Let's emphasize the difference between decidability and negation-completeness.

• An AFT is negation-complete if its proof system and axioms are powerful enough to prove or disprove any wff of its language.
• An AFT is decidable if there exists an algorithm that can determine whether any wff is one of its theorems.

So, while all negation-complete AFTs are decidable (see below), a decidable AFT does not have to be negation-complete. For example, a propositional AFT (i.e., without quantifiers) is decidable, since we can use truth tables to determine which propositions follow from the axioms, but the axioms may not be enough to prove or disprove all wff's. For example, if the logical language includes the propositional variables p and q and the AFT contains the single axiom ¬p (that is, p is false), then the AFT cannot prove nor disprove the wff p ∨ q (because T cannot infer the truth value of q).

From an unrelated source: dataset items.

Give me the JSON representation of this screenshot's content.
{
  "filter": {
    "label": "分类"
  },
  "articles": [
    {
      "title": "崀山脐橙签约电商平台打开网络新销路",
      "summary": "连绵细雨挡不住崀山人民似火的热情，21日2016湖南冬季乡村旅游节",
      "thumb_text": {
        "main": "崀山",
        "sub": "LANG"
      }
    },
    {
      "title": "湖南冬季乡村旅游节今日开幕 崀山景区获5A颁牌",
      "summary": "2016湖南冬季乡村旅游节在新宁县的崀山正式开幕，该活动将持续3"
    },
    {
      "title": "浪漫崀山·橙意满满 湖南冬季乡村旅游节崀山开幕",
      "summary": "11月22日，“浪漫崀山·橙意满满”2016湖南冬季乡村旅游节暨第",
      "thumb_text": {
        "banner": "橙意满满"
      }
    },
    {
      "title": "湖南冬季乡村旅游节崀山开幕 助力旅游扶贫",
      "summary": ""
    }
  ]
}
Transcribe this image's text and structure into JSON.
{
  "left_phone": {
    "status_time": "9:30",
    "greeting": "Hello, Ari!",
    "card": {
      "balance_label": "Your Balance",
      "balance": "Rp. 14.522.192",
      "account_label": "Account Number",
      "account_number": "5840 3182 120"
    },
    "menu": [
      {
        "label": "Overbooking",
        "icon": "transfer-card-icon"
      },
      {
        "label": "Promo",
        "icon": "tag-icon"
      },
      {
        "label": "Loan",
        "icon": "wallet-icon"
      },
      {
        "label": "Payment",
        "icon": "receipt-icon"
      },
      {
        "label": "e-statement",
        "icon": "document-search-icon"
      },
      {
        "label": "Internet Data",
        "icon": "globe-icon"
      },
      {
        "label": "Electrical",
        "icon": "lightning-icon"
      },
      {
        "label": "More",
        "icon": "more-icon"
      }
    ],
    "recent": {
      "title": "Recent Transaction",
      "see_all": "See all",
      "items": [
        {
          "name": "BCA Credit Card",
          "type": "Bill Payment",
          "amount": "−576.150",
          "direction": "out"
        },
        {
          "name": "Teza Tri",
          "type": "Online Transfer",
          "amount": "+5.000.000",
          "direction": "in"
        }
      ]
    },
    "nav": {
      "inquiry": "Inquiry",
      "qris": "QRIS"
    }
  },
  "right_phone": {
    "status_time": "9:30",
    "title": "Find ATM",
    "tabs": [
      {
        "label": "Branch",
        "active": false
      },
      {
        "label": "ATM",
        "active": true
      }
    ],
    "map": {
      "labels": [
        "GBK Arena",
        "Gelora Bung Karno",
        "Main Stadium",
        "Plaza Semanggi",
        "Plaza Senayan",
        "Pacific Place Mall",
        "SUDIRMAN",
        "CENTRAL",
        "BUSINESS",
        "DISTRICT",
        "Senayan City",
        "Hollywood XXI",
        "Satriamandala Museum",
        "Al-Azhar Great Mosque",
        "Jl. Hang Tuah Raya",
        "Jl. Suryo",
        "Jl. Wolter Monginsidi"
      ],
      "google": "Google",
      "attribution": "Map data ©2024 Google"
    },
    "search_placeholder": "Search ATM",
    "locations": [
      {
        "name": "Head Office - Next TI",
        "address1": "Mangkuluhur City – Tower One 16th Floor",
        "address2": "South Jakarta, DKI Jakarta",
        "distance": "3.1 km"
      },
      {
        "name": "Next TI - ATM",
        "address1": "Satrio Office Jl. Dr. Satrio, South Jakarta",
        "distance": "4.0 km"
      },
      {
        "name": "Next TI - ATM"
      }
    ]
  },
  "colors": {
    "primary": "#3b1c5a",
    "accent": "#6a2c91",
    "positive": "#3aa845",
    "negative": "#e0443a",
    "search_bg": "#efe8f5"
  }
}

Nevertheless, this AFT is trivially decidable (e.g., a truth table tells us that p ∨ q is not a theorem).

The last part of Chapter 3 proves important properties of AFTs, namely:

1. The set of wff's of any AFT is effectively enumerable.
2. The set of sentences of any AFT is effectively enumerable.
3. The set of proofs of any AFT is effectively enumerable.
4. The set of theorems of any AFT is effectively enumerable.

In general, effective decidability is a stronger property than effective enumerability. Being able to enumerate the theorems of an AFT does NOT imply that the AFT is decidable. Even if we are able to list all of the theorems, determining that a wff is not a theorem may require going through the whole list of theorems, which is often infinite. Therefore, this approach is not an algorithm: it does not always terminate in a finite number of steps. However...

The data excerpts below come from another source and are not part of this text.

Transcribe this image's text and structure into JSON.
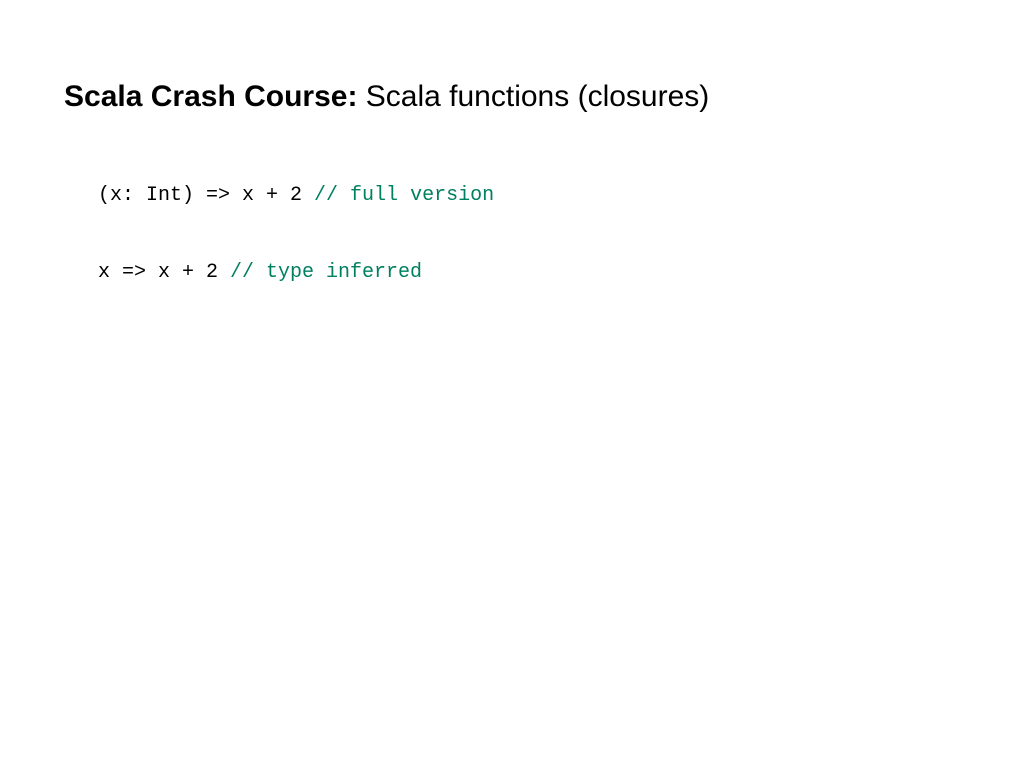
{
  "title": {
    "bold": "Scala Crash Course:",
    "regular": " Scala functions (closures)"
  },
  "code": {
    "line1": {
      "text": "(x: Int) => x + 2 ",
      "comment": "// full version"
    },
    "line2": {
      "text": "x => x + 2 ",
      "comment": "// type inferred"
    }
  }
}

5. All negation-complete theories are decidable.

There are two cases to consider in a proof sketch. If the AFT is consistent, given any wff w, one can simply go through the enumeration of its theorems and stop as soon as either w or ¬w is found (which is guaranteed to happen since the AFT is negation-complete). If the AFT is inconsistent, then its set of theorems is identical to its set of wff's (i.e., in this case, the AFT proves all of its wff's); so the AFT is, by definition, decidable.